Here are a few examples (all prices are one-way):

Route Class of Service Star Alliance Miles Required Singapore-Only Miles Required
North America – Singapore Business 97,500 92,000 from the East Coast
88,000 from the West Coast
First 112,500 120,000 from the East Coast
118,000 from the West Coast
Europe – Singapore Business 80,000 85,000
First 107,500 115,000
North America – Sydney Business 97,500 118,000 from the East Coast
110,000 from the West Coast
First 127,500 152,000 from the East Coast
154,000 from the West Coast
Singapore – Japan/South Korea Business 40,000 43,000
First 60,000 65,000

For example, based on the above prices, flying New York (JFK) to Frankfurt (FRA) to Singapore (SIN) in Singapore first class on both legs would cost 118,000 miles. However, flying JFK-FRA in Lufthansa first and then FRA-SIN in Singapore first would only cost 112,500 KrisFlyer miles. Adding an Atlanta-Newark segment on United to then catch the JFK-FRA-SIN all in Singapore first would also only cost 112,500 miles.

Similarly, you could fly SIN-Tokyo (NRT) in first class on Singapore and then add an ANA domestic Japan segment to a city like Sapporo (CTS).
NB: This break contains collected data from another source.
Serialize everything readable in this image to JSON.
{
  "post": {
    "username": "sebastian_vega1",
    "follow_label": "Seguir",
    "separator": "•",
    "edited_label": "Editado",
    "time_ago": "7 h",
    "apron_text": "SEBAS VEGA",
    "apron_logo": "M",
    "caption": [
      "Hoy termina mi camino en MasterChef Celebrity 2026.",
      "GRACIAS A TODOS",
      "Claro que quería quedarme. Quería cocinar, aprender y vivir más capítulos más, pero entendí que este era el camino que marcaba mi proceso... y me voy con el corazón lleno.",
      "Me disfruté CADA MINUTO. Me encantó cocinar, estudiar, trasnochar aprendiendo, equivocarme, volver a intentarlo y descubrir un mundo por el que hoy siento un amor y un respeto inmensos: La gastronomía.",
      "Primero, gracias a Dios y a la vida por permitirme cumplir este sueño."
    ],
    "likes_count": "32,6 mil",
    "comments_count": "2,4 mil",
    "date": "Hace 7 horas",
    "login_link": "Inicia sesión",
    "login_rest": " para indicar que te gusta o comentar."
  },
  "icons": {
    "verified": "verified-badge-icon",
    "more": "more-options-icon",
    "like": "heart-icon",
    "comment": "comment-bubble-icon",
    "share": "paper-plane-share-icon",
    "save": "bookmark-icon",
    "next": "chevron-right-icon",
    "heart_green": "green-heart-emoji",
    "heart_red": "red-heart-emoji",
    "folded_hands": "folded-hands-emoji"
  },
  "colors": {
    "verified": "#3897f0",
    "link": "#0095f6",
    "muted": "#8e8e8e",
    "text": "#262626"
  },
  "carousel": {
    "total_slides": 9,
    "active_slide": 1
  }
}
This would result in essentially being given a 5,000-mile reduction in order to add a second flight.

One opposite scenario I found: If you’re only looking to fly Singapore to Europe on the Houston-Manchester or New York-Frankfurt routes, the miles required in business are the same whether you add a United segment or not. If you want to fly first, adding a United segment to position for the Singapore operated flights will increase the price of a one-way award 4,000 miles from 76,000 to 80,000.

Bottom Line

Hopefully Singapore’s announced all the changes it intends to make come March 23 and we won’t see any surprises on that date. If that’s the case, in some instances you can pay fewer miles and no fuel surcharges to:

  • Include a positioning flight to connect to a Singapore-operated flight
  • Position further in a region after completing a Singapore-operated flight
  • Substitute a Star Alliance carrier for one leg of a Singapore-operated itinerary

Those abilities, in my opinion, make the announced changes to the KrisFlyer program positive.

Does this alter your opinion of the changes being made to KrisFlyer?